You can't help but notice these things if you get out and check out your surroundings. Massive extraterrestrial-looking mountains around the area contain material extracted from mines, presenting full-sized reminders of the forces that drove this city, the youngest one of its size in the world, to grow so rapidly.
It helps to have a local on hand to get a balanced picture. As part of a group of visiting American journalists, I took a tour of Soweto (the SOuth WEstern TOwnship near Johannesburg), which was born of the massive urban expansion that took place after the discovery of gold and recruitment of black labor to mine it. It's now home for 1.5 million people, according to a local, though estimates vary widely.
Two Nobel Prize winners, Nelson Mandela and Desmond Tutu, used to live in the same Soweto neighborhood in the '40s and '50s. We visited Mandela's very modest old house and paused by the window police used to break to get into his bedroom for many a rude awakening. (The Mandela family still takes out the trash, as the can in the back attested.) We also visited the Hector Pieterson Memorial, named after a child who was shot by police during a massive student protest in June of 1976. The serene silence of the rather modest memorial is in blunt contrast to the insane violence that took place here three decades ago. One can't visit the place without feeling that odd combination of tragedy and hope that seems to characterize the past and present, respectively, of Soweto.

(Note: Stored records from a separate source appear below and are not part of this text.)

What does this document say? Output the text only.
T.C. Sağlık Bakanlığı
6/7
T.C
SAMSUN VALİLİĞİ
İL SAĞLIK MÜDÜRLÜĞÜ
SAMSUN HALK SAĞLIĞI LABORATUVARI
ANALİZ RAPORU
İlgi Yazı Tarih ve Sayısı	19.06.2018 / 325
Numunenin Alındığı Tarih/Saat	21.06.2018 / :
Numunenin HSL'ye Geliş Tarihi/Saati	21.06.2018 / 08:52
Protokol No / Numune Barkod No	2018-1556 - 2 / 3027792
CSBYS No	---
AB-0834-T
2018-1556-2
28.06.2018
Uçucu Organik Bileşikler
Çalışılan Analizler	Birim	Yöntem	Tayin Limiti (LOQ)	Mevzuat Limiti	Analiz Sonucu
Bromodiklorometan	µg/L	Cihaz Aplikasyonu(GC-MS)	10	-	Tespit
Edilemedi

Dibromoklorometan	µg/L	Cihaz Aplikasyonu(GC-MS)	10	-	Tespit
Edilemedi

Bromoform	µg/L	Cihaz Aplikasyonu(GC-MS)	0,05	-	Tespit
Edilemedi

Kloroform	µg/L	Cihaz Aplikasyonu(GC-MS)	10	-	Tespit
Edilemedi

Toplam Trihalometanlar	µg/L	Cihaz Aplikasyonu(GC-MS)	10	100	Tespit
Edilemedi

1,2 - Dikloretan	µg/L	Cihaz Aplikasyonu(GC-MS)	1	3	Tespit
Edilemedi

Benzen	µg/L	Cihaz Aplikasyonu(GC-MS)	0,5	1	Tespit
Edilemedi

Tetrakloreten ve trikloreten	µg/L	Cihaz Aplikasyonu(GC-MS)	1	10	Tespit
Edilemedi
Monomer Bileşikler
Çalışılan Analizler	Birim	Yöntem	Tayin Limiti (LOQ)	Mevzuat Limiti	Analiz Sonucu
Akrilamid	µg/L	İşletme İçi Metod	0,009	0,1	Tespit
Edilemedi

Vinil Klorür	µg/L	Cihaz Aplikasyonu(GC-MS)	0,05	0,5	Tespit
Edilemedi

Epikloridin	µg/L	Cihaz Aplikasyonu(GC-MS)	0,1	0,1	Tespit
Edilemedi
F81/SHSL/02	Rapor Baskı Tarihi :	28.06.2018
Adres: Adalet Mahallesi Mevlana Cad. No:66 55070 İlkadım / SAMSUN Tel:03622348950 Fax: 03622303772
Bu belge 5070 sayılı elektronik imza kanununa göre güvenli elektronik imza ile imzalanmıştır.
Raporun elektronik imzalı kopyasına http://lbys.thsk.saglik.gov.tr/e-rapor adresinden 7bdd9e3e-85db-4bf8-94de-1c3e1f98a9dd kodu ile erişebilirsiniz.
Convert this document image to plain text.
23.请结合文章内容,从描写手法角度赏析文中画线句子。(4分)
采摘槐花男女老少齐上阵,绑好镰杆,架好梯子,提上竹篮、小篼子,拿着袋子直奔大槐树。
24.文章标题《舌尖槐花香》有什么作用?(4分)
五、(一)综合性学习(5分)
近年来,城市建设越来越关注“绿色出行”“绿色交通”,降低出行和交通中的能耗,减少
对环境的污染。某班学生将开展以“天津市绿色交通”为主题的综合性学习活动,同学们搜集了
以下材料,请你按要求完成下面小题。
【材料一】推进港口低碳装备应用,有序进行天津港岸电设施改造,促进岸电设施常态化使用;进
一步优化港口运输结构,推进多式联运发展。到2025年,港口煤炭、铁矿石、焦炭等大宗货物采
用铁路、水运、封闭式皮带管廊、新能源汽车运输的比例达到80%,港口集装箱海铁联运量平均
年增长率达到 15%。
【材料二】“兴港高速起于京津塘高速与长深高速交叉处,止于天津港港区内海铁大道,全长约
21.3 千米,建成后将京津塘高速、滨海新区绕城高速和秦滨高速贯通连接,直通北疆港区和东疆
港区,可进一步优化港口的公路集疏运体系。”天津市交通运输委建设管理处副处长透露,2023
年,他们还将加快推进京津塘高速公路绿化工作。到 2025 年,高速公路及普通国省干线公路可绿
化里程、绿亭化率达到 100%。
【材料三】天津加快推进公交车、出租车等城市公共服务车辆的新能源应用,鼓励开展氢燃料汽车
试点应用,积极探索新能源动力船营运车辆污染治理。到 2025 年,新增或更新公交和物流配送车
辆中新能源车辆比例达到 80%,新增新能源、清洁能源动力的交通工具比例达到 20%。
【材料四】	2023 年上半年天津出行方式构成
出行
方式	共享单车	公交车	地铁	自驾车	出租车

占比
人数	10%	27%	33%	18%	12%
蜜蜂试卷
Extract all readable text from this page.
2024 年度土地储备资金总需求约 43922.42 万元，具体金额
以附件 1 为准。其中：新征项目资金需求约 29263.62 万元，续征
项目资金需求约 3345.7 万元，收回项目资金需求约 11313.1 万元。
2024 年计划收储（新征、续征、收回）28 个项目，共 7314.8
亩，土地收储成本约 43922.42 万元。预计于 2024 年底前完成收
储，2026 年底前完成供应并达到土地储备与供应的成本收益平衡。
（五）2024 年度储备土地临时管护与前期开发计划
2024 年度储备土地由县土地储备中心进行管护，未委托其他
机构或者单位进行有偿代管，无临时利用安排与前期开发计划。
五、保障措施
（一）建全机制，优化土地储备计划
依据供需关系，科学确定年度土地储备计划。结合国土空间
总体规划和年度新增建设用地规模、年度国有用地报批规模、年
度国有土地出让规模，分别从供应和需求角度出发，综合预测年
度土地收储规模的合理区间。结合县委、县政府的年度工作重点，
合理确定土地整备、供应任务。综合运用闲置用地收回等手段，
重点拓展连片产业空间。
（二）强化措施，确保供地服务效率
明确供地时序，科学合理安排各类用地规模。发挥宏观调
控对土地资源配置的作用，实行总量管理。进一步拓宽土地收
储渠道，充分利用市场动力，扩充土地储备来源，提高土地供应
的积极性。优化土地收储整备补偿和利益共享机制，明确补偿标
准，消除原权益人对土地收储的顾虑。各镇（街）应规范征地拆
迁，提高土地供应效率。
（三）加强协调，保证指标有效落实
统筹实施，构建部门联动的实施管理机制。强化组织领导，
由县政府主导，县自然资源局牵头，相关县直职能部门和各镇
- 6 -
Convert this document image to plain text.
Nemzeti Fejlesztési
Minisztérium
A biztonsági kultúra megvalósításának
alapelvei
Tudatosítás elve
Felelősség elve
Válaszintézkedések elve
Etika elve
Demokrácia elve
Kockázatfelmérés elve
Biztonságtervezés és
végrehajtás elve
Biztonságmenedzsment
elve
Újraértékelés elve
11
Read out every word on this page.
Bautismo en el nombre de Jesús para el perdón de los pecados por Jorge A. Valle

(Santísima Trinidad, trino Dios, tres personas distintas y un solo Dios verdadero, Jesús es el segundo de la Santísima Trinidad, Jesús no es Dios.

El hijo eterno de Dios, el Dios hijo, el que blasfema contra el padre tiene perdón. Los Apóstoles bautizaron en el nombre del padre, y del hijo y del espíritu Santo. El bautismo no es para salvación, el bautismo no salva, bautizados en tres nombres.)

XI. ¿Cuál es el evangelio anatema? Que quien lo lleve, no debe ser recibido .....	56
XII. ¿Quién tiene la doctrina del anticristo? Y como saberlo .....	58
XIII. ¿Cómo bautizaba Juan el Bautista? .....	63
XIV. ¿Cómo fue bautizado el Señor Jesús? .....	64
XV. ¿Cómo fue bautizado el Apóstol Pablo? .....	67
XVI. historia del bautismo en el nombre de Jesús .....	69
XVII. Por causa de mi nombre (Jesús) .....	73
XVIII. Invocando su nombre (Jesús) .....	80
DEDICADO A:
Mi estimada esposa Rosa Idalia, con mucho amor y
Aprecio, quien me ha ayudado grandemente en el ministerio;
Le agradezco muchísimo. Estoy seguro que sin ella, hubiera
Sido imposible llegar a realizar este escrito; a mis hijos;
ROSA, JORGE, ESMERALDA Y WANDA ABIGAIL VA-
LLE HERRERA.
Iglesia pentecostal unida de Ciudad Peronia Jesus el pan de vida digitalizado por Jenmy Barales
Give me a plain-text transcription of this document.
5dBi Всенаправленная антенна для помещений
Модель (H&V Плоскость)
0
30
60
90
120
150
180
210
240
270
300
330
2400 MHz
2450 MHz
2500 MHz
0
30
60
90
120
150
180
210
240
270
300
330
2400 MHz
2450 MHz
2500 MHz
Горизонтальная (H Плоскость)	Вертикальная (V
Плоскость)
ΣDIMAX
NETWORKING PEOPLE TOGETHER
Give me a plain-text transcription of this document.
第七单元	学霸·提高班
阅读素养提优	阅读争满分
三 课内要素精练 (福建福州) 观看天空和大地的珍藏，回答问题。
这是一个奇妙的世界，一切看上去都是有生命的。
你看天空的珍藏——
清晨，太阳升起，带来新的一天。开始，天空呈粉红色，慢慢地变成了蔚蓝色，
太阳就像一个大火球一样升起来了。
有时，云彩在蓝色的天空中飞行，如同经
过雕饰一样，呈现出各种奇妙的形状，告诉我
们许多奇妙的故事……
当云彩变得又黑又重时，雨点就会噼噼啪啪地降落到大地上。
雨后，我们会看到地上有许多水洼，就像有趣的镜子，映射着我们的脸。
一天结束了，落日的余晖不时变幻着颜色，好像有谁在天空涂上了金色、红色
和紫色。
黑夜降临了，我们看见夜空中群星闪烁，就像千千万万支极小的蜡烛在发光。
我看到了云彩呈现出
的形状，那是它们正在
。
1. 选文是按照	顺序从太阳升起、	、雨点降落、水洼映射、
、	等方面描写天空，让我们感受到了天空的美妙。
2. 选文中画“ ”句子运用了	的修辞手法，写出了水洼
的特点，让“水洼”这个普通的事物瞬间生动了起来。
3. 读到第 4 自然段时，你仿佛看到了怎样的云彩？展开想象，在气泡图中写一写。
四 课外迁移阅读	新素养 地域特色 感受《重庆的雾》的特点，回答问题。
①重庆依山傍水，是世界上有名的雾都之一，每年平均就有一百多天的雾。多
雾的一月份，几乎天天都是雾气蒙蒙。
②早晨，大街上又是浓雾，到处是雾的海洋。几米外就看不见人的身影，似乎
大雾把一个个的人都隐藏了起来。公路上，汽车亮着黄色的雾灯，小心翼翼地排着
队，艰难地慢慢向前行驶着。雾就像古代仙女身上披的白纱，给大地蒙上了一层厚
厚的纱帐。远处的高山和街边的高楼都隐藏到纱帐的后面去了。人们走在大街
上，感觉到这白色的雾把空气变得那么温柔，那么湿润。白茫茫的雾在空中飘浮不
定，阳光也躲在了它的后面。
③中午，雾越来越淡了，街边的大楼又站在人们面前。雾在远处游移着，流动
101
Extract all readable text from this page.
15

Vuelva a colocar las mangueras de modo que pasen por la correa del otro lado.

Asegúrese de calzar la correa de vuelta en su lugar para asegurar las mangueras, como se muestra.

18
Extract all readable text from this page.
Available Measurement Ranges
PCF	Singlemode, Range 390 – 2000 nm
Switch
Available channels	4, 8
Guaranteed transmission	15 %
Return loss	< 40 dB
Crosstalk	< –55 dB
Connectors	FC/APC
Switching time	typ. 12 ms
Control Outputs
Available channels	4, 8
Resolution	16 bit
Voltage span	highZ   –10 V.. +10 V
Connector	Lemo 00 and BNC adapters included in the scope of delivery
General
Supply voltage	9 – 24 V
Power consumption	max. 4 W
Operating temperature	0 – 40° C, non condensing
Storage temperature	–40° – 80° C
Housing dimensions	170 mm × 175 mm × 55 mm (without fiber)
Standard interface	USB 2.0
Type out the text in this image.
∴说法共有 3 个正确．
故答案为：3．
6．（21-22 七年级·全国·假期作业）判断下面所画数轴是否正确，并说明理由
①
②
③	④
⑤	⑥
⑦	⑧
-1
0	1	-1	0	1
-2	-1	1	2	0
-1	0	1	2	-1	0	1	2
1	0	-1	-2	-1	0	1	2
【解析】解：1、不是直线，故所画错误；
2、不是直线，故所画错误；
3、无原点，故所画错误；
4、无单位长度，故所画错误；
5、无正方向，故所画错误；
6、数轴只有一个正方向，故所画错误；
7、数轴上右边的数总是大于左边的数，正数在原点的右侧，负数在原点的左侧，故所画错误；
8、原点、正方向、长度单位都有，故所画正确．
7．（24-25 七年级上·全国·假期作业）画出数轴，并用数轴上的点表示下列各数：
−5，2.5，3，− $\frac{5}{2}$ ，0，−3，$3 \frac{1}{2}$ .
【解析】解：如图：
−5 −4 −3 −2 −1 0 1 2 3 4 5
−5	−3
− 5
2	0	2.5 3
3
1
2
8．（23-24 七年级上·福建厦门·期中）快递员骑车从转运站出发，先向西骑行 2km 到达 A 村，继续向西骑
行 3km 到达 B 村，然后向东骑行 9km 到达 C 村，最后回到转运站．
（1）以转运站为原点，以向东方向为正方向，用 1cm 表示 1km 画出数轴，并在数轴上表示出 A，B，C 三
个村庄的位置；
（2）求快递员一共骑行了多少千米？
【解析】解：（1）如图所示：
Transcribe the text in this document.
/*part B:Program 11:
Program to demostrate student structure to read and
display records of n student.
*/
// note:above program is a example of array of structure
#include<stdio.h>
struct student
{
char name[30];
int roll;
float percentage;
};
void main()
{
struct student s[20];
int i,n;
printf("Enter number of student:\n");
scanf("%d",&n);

All this history is pretty humbling, whatever your political orientation. Our guide, who introduced himself to us as Joe, admitted that he, too, had thrown a rock or two during his youth in Soweto. (In false modesty he also claimed to have terrible aim.) The arrival of democracy in 1994 has offered many young black people access to education and other opportunities previously denied to them, and while political equality has not yet translated into economic equality, Joe has hopes that there will one day be a strong black middle class in South Africa.